AFSI Minta Regulasi Bunga Pinjaman Online Dibedakan untuk P2P Lending Syariah
Bisnis.com, JAKARTA - Asosiasi Fintech Syariah Indonesia (AFSI) meminta Otoritas Jasa Keuangan (OJK) membuat regulasi manfaat ekonomi atau bunga pinjaman khusus yang mengatur P2P lending syariah.
Ketua Umum AFSI Ronald Yusuf Wijaya menjelaskan saat ini aturan bunga pinjaman P2P lending masih disamakan antara P2P lending konvensional dan syariah. Aturan tersebut diatur dalam Surat Edaran OJK (SE OJK) Nomor 19/SEOJK.06/2023 tentang Penyelenggaraan Layanan Pendanaan Bersama Berbasis Teknologi Informasi (LPBBTI).

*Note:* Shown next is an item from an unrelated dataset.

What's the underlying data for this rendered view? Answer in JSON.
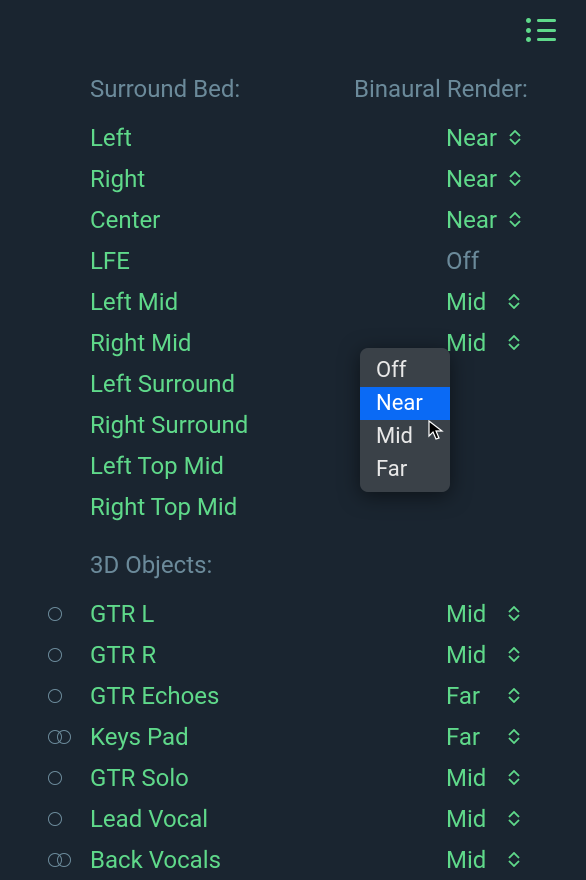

"Kalau syariah itu kan konsepnya bagi hasil. Kalau proyeknya itu hasilnya besar, bagi hasil harus lebih besar dong. Prinsip keadilan harus lebih ditegakkan. Ini yang sama-sama kita perjuangkan saat ini," kata Ronald saat ditemui usai acara Bulan Fintech Nasional di Kasablanka Mall Jakarta, Senin (11/11/2024).

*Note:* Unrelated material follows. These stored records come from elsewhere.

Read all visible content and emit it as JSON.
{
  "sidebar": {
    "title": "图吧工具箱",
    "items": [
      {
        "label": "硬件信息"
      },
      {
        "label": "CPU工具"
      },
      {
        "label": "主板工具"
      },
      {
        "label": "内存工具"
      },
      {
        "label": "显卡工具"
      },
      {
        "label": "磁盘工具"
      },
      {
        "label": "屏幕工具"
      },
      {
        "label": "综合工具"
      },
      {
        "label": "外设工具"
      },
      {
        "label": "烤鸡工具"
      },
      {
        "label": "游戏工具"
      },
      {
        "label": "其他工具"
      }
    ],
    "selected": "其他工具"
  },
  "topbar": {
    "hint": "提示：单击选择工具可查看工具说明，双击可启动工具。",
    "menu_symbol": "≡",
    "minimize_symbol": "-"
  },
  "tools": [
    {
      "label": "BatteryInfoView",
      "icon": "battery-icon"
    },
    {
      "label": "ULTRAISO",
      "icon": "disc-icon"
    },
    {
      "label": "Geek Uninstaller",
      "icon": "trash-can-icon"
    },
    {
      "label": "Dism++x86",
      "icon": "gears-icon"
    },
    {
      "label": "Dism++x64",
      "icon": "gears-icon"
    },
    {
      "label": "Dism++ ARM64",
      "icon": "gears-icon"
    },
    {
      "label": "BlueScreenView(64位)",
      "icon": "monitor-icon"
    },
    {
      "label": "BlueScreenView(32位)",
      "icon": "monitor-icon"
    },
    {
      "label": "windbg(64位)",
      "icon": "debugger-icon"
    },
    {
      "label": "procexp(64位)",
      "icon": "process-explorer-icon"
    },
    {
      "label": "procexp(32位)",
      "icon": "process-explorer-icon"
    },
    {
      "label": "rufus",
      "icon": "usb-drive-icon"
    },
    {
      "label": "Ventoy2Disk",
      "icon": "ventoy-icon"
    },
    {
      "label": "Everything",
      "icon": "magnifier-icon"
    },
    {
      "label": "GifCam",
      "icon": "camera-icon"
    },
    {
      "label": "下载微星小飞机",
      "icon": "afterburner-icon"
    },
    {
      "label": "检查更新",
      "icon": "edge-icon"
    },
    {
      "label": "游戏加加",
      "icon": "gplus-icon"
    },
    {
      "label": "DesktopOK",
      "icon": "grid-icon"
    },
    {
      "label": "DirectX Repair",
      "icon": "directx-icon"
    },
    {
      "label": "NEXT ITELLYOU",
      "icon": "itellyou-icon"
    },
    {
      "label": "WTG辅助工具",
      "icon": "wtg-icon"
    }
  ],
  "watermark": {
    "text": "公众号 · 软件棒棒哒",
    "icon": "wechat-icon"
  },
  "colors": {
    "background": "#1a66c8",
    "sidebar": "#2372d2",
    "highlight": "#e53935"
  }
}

Dia mengatakan AFSI sudah komunikasi dengan OJK membahas masukan tersebut. Ronald mengatakan, ketentuan dalam POJK 19/2023 tersebut yang menurutnya akan berdampak positif bagi industri adalah pembedaan bunga pinjaman untuk sektor konsumtif dan produktif.
Seperti diketahui, SE OJK tersebut mengamatkan batas maksimum manfaat ekonomi pinjaman online untuk pendanaan sektor produktif mulai 1 Januari 2026 nanti akan menjadi 0,067% per hari kalender, dari mulanya 0,1% yang berlaku sejak 1 Januari 2024.

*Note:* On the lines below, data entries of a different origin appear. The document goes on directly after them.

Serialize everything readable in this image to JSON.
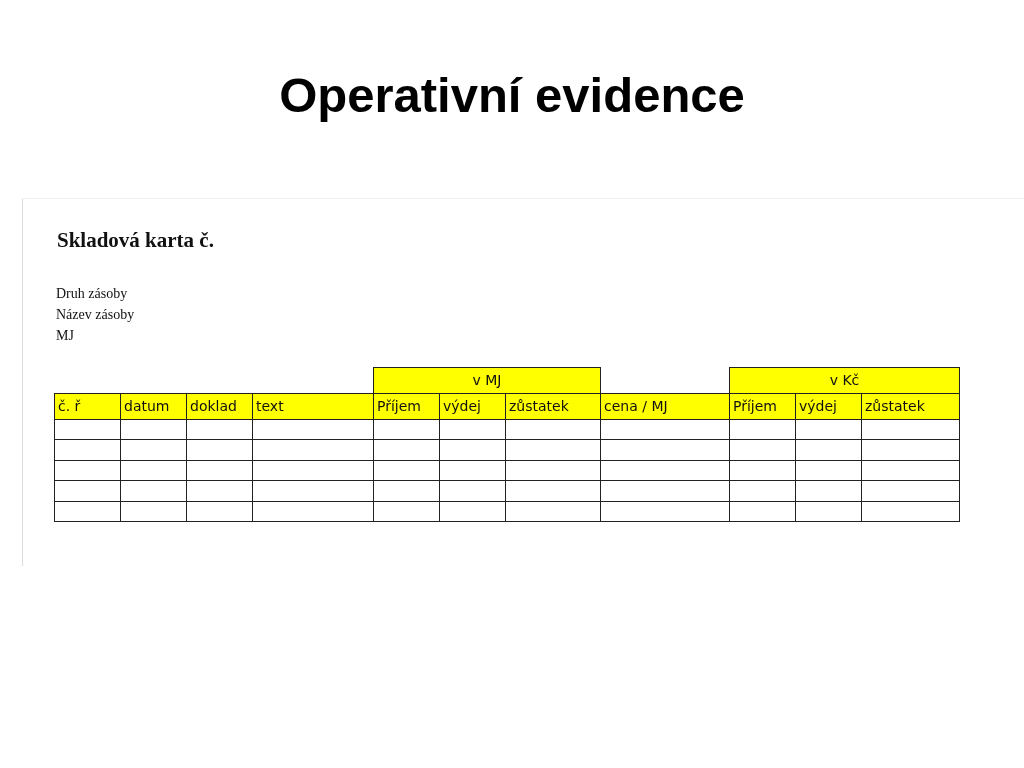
{
  "slide_title": "Operativní evidence",
  "document": {
    "heading": "Skladová karta č.",
    "fields": [
      "Druh zásoby",
      "Název zásoby",
      "MJ"
    ],
    "table": {
      "column_groups": [
        {
          "columns": [
            "č. ř",
            "datum",
            "doklad",
            "text"
          ]
        },
        {
          "label": "v MJ",
          "columns": [
            "Příjem",
            "výdej",
            "zůstatek"
          ]
        },
        {
          "columns": [
            "cena / MJ"
          ]
        },
        {
          "label": "v Kč",
          "columns": [
            "Příjem",
            "výdej",
            "zůstatek"
          ]
        }
      ]
    }
  }
}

Sementara itu, batas maksimum manfaat ekonomi untuk pendanaan sektor konsumtif yang sejak 1 Januari 2024 sebesar 0,3%, menjadi 0,2% per hari kalender mulai 1 Januari 2025, kemudian mejadi 0,1% per hari kalender mulai 1 Januari 2026.
"Yang konsumtif jelas itu harus dibatasi karena khawatir ada yang compete dengan yang ilegal, masyarakat tidak bisa membedakan dengan yang ilegal. Namun yang produktif, beda sektor beda margin. Kalau di-charge terlalu tinggi pun orang juga kabur, kalau yang bagus. Lagi-lagi ini sebuah pendewasaan indutstri," tegas Ronald.
Regulasi lainnya yang AFSI apresiasi adalah ketentuan yang mewajibkan server penyelenggara fintech harus berada di Indonesia. Apalagi, Ronald melihat saat ini banyak investor asing mulai tertarik berinvestasi di industri fintech syariah dalam negeri.
"Kita paham bahwa sentimen saat ini banyak perusahaan luar ke Indonesia untuk dapat data base kita. Kita coba pastikan, mereka memang butuh market tapi apa manfaatnya bagi user kita," pungkasnya.